Ali Shamsi Pasha (also spelled Shamsy, Shemsi, or Chamsi) was an Egyptian statesman.

==Life==
He was born in Egypt in 1885 the scion of senior members of the Tufenkjians, an Ottoman mounted military corps dating back to the 17th century when Egypt was ruled by walis or governors appointed by the sultan in Istanbul.

===Family===
Among Ali's ancestors we find the five Tufenkjian brothers who were exiled to the Hedjaz in 1768 for their attempt at toppling the incumbent governor. Wrapping up four generations of righteous Tufenkjian officers, Ali Shamsi's ancestor, Serwan-Pasha Mohammed Tufkenjian-Shamsi, was aide-de-camp to Mohammed Ali Pasha. Having recently restored the Timraz al-Ahmadi Mosque in Cairo's Darb al-Shamsi (Sayeda Zeinab district), Mohammed was buried therein circa 1817. The mosque had already been renovated the previous century by Mohammed's uncle al-Sharif Hassan Tufenkjian-Shamsi, a devout member of the Sufi al-Qadiriyah Order founded by his maternal ancestor Abdel Qader al-Jilani.

In addition to being a leading industrialist and head of the Ashraaf syndicate in his Delta province, Ali Shamsi's father, Amin Shamsi Pasha, was also Sharkia's ser-tujar, or merchant provost, as well as its recurring representative to the Egyptian legislature up to 1913 despite his much publicized imprisonment for his decisive support of the failed 1882 Orabi Revolt.

===Role in Politics===
As Amin Pasha exits the scene, Ali Shamsi Pasha takes over his father's seat at the legislature in 1914. His mission was to define the concept of a distinct Egyptian people blended from an ethnic mix of Copts, Fellahs, Bedouins, Circassians, Turks, Balkans, Levantine, Kurds and Nubians.

===Exile===
He was subsequently exiled to Europe for his political convictions he returns triumphantly several years later to cofound with Saad Zaghloul Pasha the nationalist Wafd Party. Ali Shamsi MP became in turn minister of finance and later education and was a sometime candidate to the post of prime minister. He was also Egypt's first representative to the League of Nations. He would later head the National Bank of Egypt (functioned as a Central bank at the time) which heretofore was traditionally chaired by a Briton.

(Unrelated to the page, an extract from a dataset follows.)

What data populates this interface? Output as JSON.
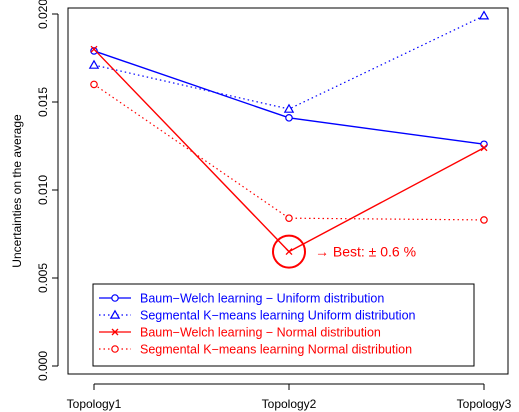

Having spent most of his student and exile years in Switzerland, Ali Shamsi Pasha wed Helene Emile Burnet at Geneva's Eaux Vives neighborhood on 15 August 1928. Absenting himself from the political scene, he joined the board of several leading companies, including the Paris-based Compagnie universelle du canal maritime de Suez up until its nationalization in 1956.

==Death==
Ali Shamsi died in February 1962.

==Political relations==
To be noted three of Ali Shamsi's nephews spent time in jail for their political beliefs. Hussein-Zulfiqar Sabry, a disillusioned welterweight prizefighter and brash World War II military-plane hijacker, strived for Sudan's independence prior to becoming the nation's de facto foreign policy chief. Wing Commander Ali Sabri poised at the epicenter of power, first as prime minister and later as party boss only to be outfoxed by his nemesis Anwar al-Sadat. Wahid Raafat, a civil rights advocate calling for a constitutional democracy and the return of the military to their barracks. Later, he would confound the neo-Wafd and play a crucial role in the landmark Taba arbitration.